Igrejas estão para um roteiro turístico em Portugal assim como monumentos militares estão para um passeio na Coreia do Norte: cemitério dos heróis da guerra da independência, Arco do Triunfo e Museu da Guerra estiveram em nosso roteiro.

Os turistas também são levados ao local de nascimento de Kim Il-sung, visitam enormes estátuas dos líderes, a torre da ideologia juche e o monumento de formação do partido.

O monumento mais impressionante é o Mausoléu do Sol, local estão Kim Il-sung e Kim Jong-il mumificados. O acesso é extremamente controlado e exige trajes sociais. Câmera ou qualquer aparelho eletrônico são vetados.

Lá dentro, máquinas limpam o solado dos sapatos, e túneis de ar retiram sujeiras do corpo dos turistas. A visita, de pouco mais de duas horas, tem horário rígido para começar e para terminar.

Mas é na visita à DMZ, a zona desmilitarizada na fronteira com a Coreia do Sul, que se vê o exército de verdade.

A DMZ não impressiona pela estrutura, mas pela simbologia.
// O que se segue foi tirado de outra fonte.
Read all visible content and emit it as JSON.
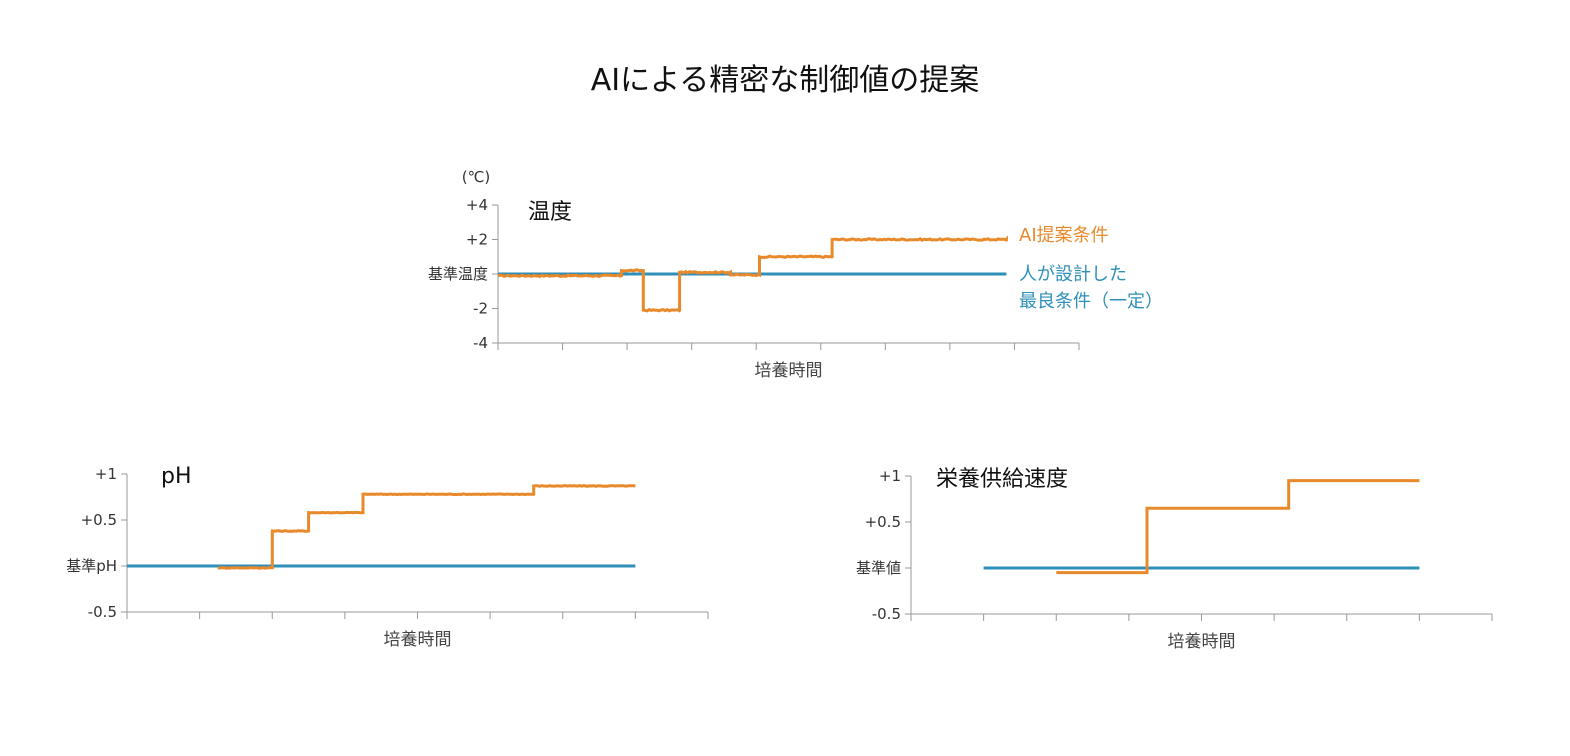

A apenas algumas dezenas de quilômetros de Seul, a capital sul-coreana, a faixa de terra já foi um dos locais de maior tensão militar do mundo e ainda abriga das maiores concentrações de minas terrestres do globo.
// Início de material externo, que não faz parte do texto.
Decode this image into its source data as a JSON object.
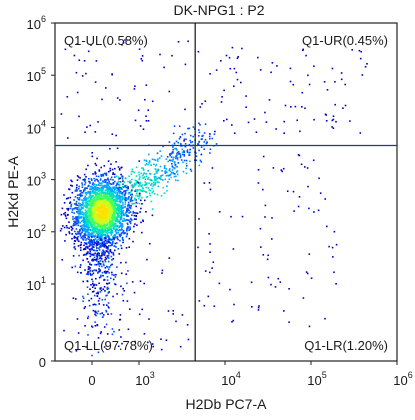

A visita apresenta a visão norte-coreana da história: para eles, não existem duas Coreias, mas sim uma parte do território invadido e ilegitimamente controlado pelos EUA.

Sincronia perfeita

Zeca Baboin / Colaboração para UOL

De última hora, fomos autorizados a assistir à abertura dos Jogos das Massas, normalmente vetados para estrangeiros. Não pudemos levar bolsas, bebidas, aparelhos fotográficos, carteira, cartão de crédito, nem moedas. Dinheiro, apenas em cédulas. A revista e os procedimentos de segurança duraram três horas.

Nos primeiros instantes do espetáculo, sob fortes aplausos e urros, Kim Jong-un tomou a melhor cadeira do estádio.

Diante de nós, começou um espetáculo com muitos fogos, drones luminosos, música e milhares de pessoas que, em sincronia perfeita, operavam placas coloridas que formavam escritos, paisagens e figuras em movimento. Foram cerca de 90 minutos do espetáculo mais impressionante que já vimos, pela grandiosidade e pela coordenação impecável.

No dia seguinte, voltamos para ver o mesmo espetáculo e pudemos levar câmeras. Kim não estava mais.

Zeca Baboin / Colaboração para UOL
Zeca Baboin / Colaboração para UOL

Em uma estrada injustificadamente larga para tão poucos carros, chegamos ao litoral. No caminho, um grupo enorme de trabalhadores pavimentava a via sem o auxílio de máquinas.

Esperava por nós uma espécie de clube, com chalés espalhados em um grande terreno arborizado, tudo muito bem cuidado e confortável. As águas, diziam, eram termais, e um banho de banheira faria bem a saúde.

Ali, vivemos um dos pontos altos da viagem.

Atrás dos chalés, o motorista e o câmera que acompanhava nosso grupo preparavam a entrada do jantar: moluscos flambados na gasolina, acompanhados de soju -- licor comum nas duas Coreias.

Apesar da barreira linguística, tendo em comum a língua dos ébrios, estrangeiros e norte-coreanos sorridentes passaram horas se divertindo em uma espécie de luau sem praia. Apesar de estar no litoral, não vimos o mar.

Longe de Pyongyang, o guia principal, que até então caminhava de testa franzida e cara de preocupação, ria alto. Notava-se que todos, mas especialmente os coreanos, estavam à vontade ali.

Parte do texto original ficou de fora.